COVID II posed a more significant challenge. By August and September 2021, the daily death count was in the hundreds. Triage hospitals had to be set up and new policies—Directive 15 and Directive 16—called for strict lockdowns, even a total ban on people leaving their homes. The military was called in to help enforce the ban with roadblocks and assist with food deliveries and testing. In July 2021, the government launched a vaccination program and immediately faced two problems. First, it did not have an adequate supply of vaccines. The government initially sought to rely on COVAX, the World Health Organization’s vaccine distribution program, but quickly recognized that this would take too long to get the supplies it needed. Instead, it worked with the private sector to sign deals with companies in other countries to get enough vaccines into the country. Second, the government had to set up a vaccination program from scratch. The various vaccines that were obtained were distributed in an ad hoc and often chaotic manner. However, in a brief period, order prevailed. Vietnam’s first focus was to deliver vaccines to essential services, factory workers, and businesses deemed essential to supporting the economy. For many Vietnamese, the impact of an economic crisis could have been worse than COVID itself. Over the previous thirty years, the country had worked hard to reduce its severe poverty rate and a return to that environment was not an option. By the end of March 2022, virtually everyone in the country over eighteen years old had been fully vaccinated and 50 percent of the population had received three vaccine shots.

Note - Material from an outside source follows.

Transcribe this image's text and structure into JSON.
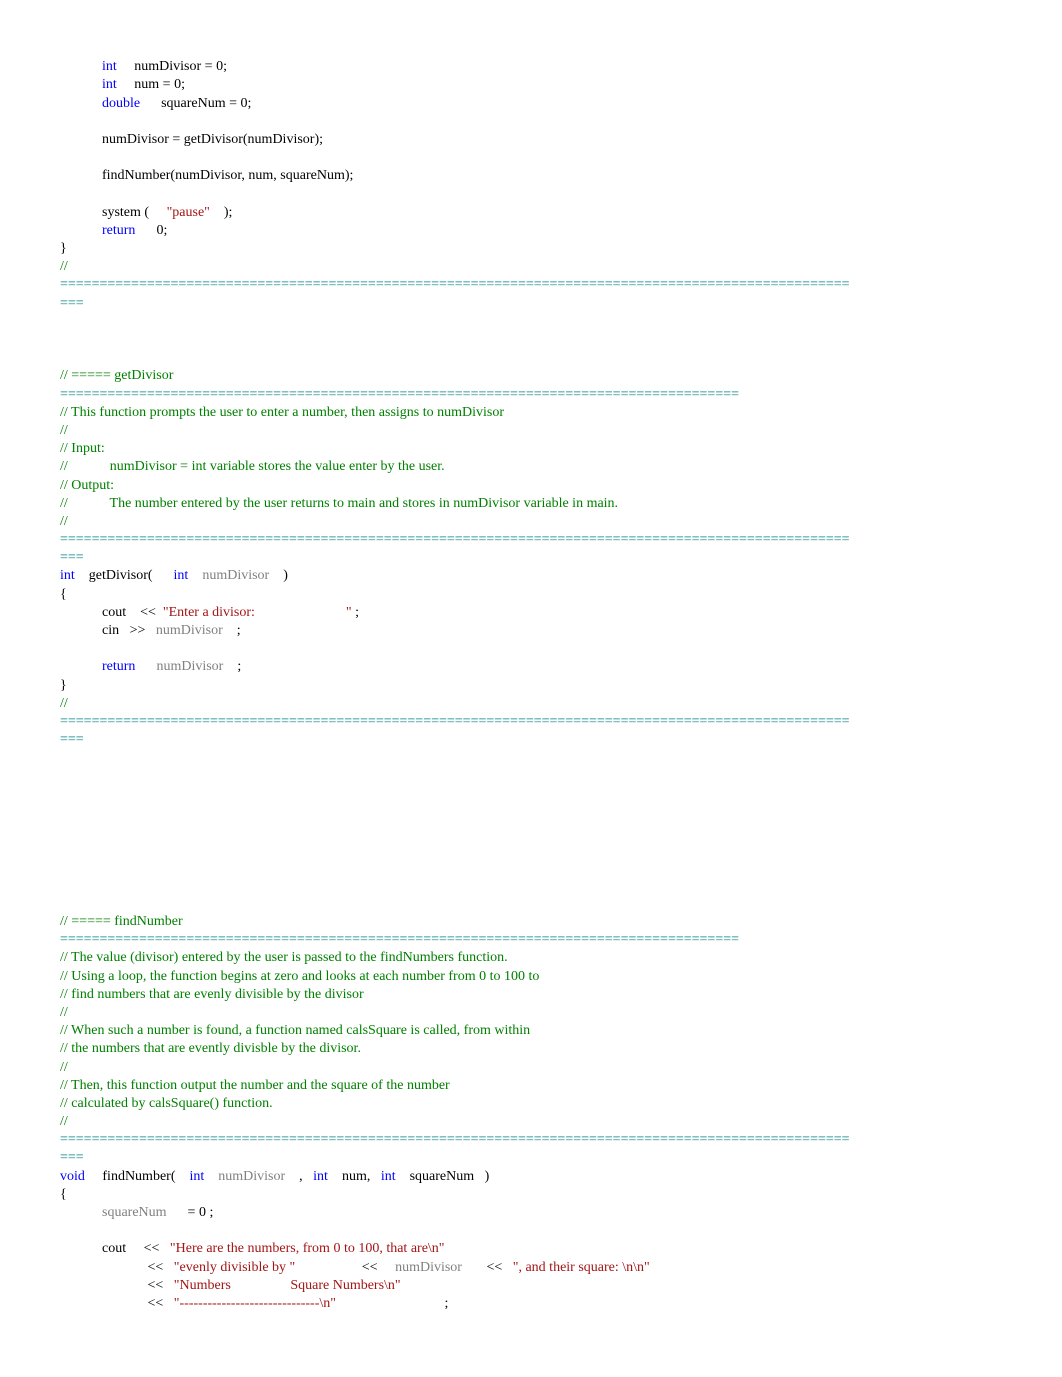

In early October 2021 the government also announced Resolution 128 which called for a ‘safe and flexible adaptation and effective control over the COVID-19 pandemic.’ The more common reference to this resolution was that Vietnam had made the decision to ‘live with COVID’ rather than try to pursue a ‘zero COVID’ policy. To that end, the government announced that the country would begin to open in October. This was a mere four months after the vaccination program had started.
None of these government programs and campaigns were perfect, nor did they protect everyone or every community, but they showed the pragmatic nature of not just the government but also the people. There was never any groundswell of an antivaccination campaign as there had been in many other countries. There was a frank recognition that the country could withstand the kind of extended case counts and death tolls that so many other countries experienced. At the same time, the country could not withstand being closed for an extended period because too many people rely on a daily wage for survival. They were simply too poor to take so much time off work. They had to go back to work so the country had to learn to live with COVID. Thus, the citizens of the country agreed to the lockdowns, agreed to the gradual reopening, maintained social distance guidelines, wore masks, and most importantly got vaccinated.
COVID-19 provided an opportunity to analyze and report on a real-time crisis that Vietnam had to deal with. It was a perfect test of the hypothesis. Had the country failed to deliver during this time of crisis, our hypothesis might have been totally negated or at a minimum poorly chosen. However, the results achieved through COVID I and COVID II showed that our hypothesis remains valid. It is likely to strengthen our understanding of where Vietnam is heading. We have tested our hypothesis in multiple ways for this book and we begin, in the next chapter, with some historical evidence which shows that dealing with crises is something that Vietnam has been doing for centuries.